# REPORT ON HOW TO CLEAN DATA USING PANDAS FUNCTION

# In Python, there are several functions and methods that can be used to clean and preprocess data. Here are some examples:

In [1]:
import pandas as pd

In [2]:
import numpy as np 

In [3]:
# We will now import a sample raw data and perform data cleaning methods on it:

In [5]:
df = pd.read_csv("D:\\Ed-byte\\python\\Attrition.csv")

# 1. Handling missing values:

In [7]:
# Let us replace missing values with the mean of the column

In [9]:
df['Age'].fillna(df['Age'].mean(), inplace=True)

In [10]:
# Let us now drop rows with missing values

In [11]:
df.dropna(inplace=True)

# 2. Removing the duplicates:

In [12]:
# We will now drop the duplicate rows based on all columns:

In [13]:
df.drop_duplicates(inplace=True)

In [14]:
# We will now drop the duplicate rows based on specific columns:

In [15]:
df.drop_duplicates(subset=['DailyRate', 'Department'], inplace=True)

# 3. Normalizing data:

In [19]:
# We will now normalize the data in following way:

In [20]:
from sklearn.preprocessing import MinMaxScaler

In [21]:
scaler = MinMaxScaler()
df[['DailyRate', 'DistanceFromHome']] = scaler.fit_transform(df[['DailyRate', 'DistanceFromHome']])

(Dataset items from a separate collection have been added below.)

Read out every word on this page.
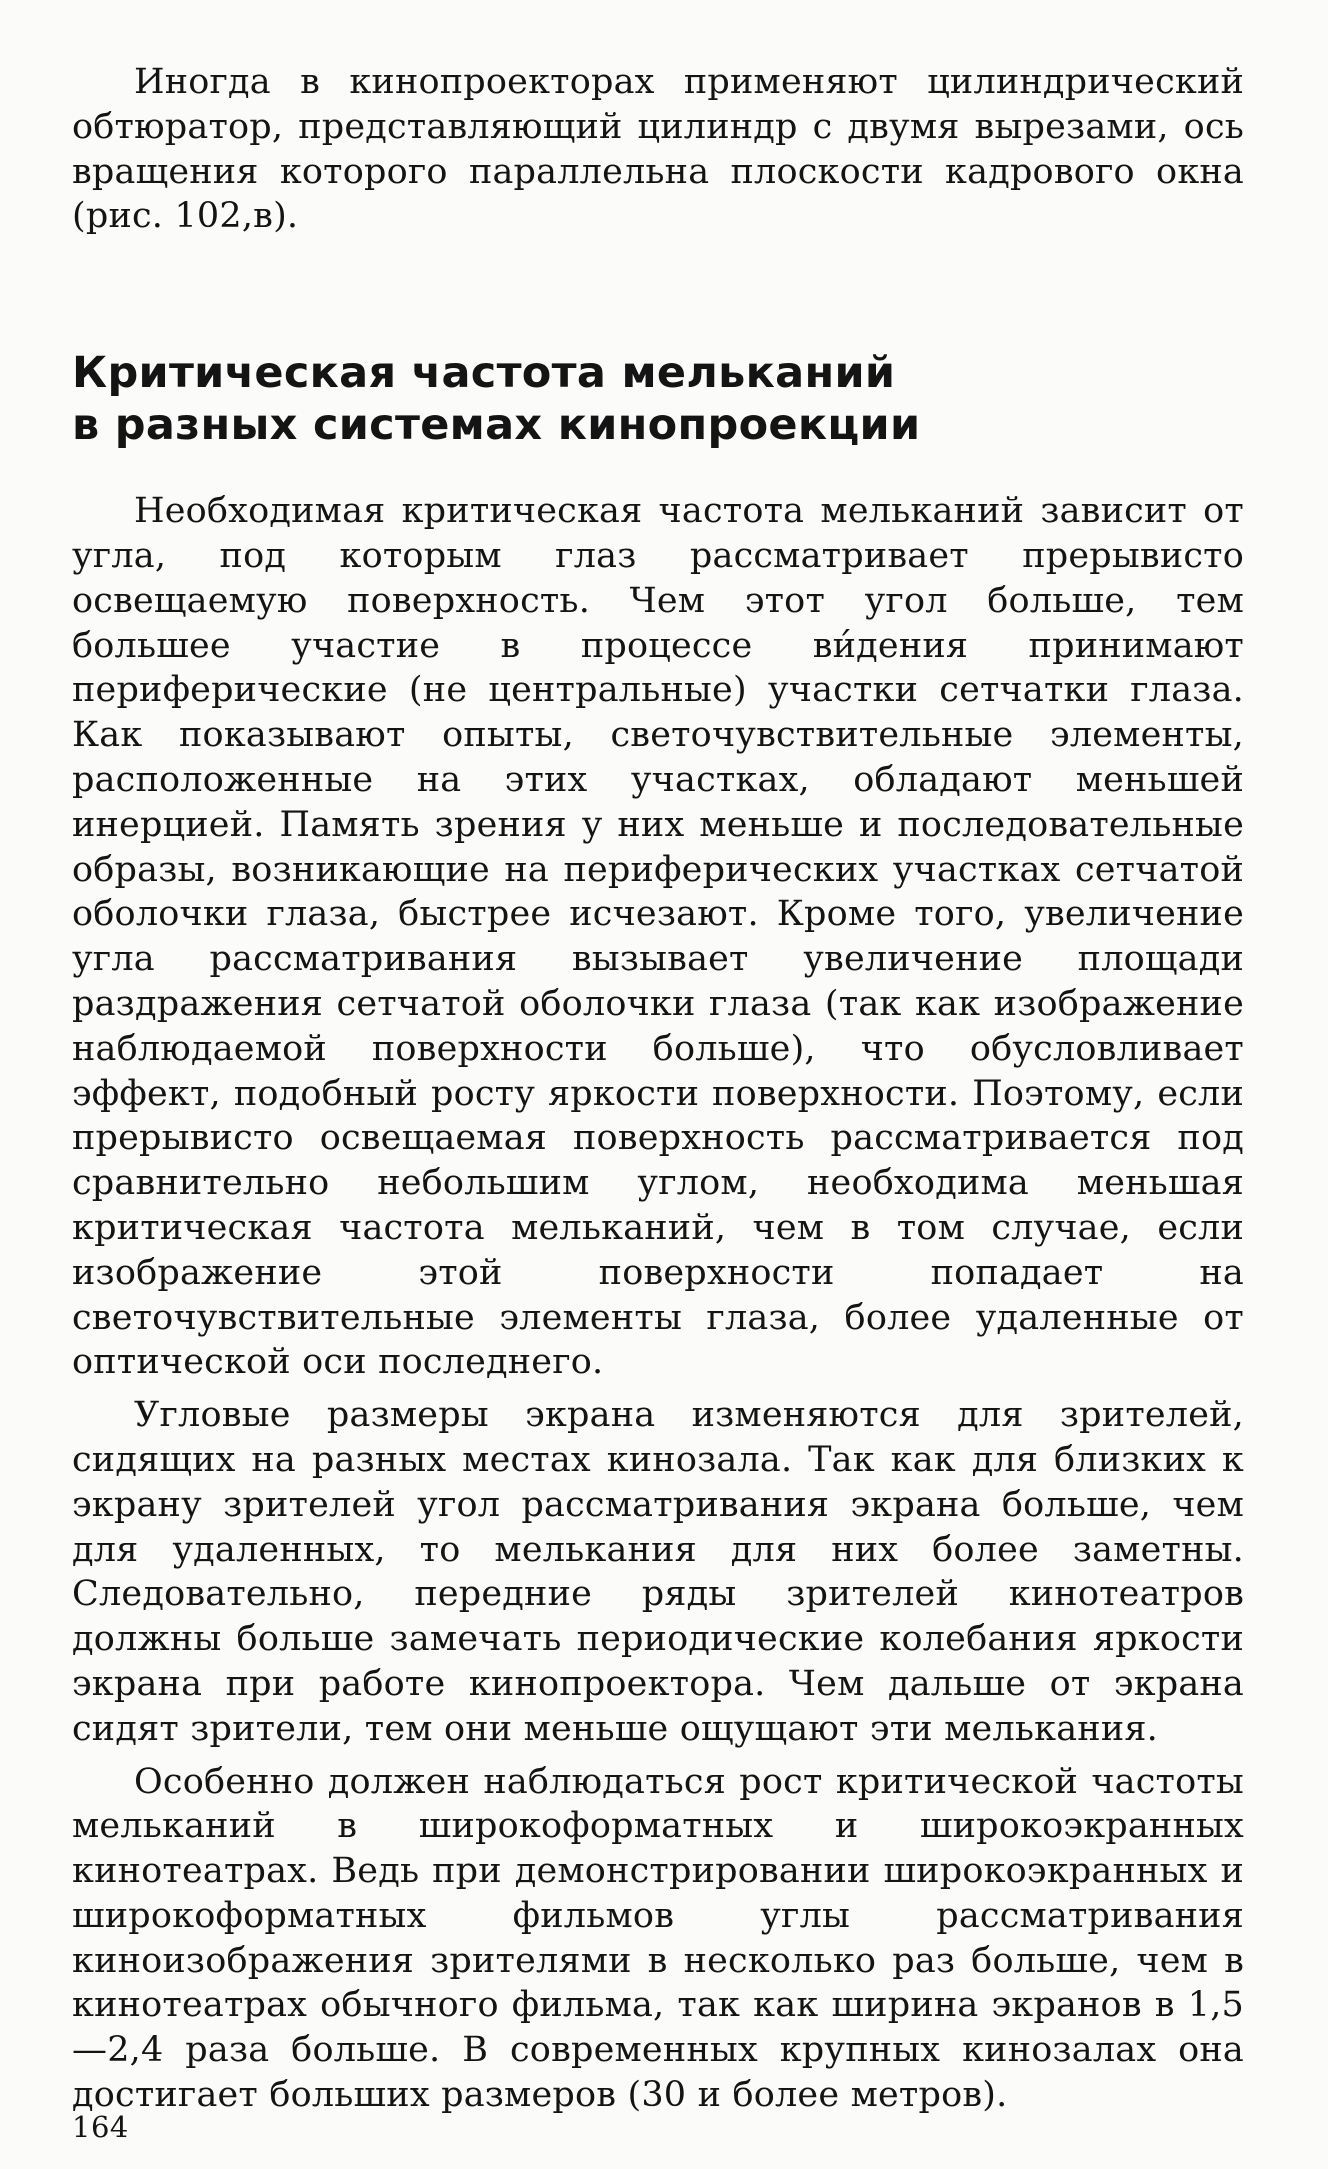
Иногда в кинопроекторах применяют цилиндрический обтюратор, представляющий цилиндр с двумя вырезами, ось вращения которого параллельна плоскости кадрового окна (рис. 102,в).

Критическая частота мельканий
в разных системах кинопроекции

Необходимая критическая частота мельканий зависит от угла, под которым глаз рассматривает прерывисто освещаемую поверхность. Чем этот угол больше, тем большее участие в процессе ви́дения принимают периферические (не центральные) участки сетчатки глаза. Как показывают опыты, светочувствительные элементы, расположенные на этих участках, обладают меньшей инерцией. Память зрения у них меньше и последовательные образы, возникающие на периферических участках сетчатой оболочки глаза, быстрее исчезают. Кроме того, увеличение угла рассматривания вызывает увеличение площади раздражения сетчатой оболочки глаза (так как изображение наблюдаемой поверхности больше), что обусловливает эффект, подобный росту яркости поверхности. Поэтому, если прерывисто освещаемая поверхность рассматривается под сравнительно небольшим углом, необходима меньшая критическая частота мельканий, чем в том случае, если изображение этой поверхности попадает на светочувствительные элементы глаза, более удаленные от оптической оси последнего.

Угловые размеры экрана изменяются для зрителей, сидящих на разных местах кинозала. Так как для близких к экрану зрителей угол рассматривания экрана больше, чем для удаленных, то мелькания для них более заметны. Следовательно, передние ряды зрителей кинотеатров должны больше замечать периодические колебания яркости экрана при работе кинопроектора. Чем дальше от экрана сидят зрители, тем они меньше ощущают эти мелькания.

Особенно должен наблюдаться рост критической частоты мельканий в широкоформатных и широкоэкранных кинотеатрах. Ведь при демонстрировании широкоэкранных и широкоформатных фильмов углы рассматривания киноизображения зрителями в несколько раз больше, чем в кинотеатрах обычного фильма, так как ширина экранов в 1,5—2,4 раза больше. В современных крупных кинозалах она достигает больших размеров (30 и более метров).

164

# 4. Converting data types:

In [22]:
# Let us now convert a column to numeric type:

In [24]:
df['DailyRate'] = pd.to_numeric(df['DailyRate'], errors='coerce')

In [28]:
# Note: We can also convert a column into datetime type by using the following syntax:
# df['date_column'] = pd.to_datetime(df['date_column'])

# 5. Renaming columns:

In [29]:
# We will now rename multiple column at same time using the following syntax:

In [30]:
df = df.rename(columns={'BusinessTravel': 'BusinessTrips', 'EducationField': 'Stream'})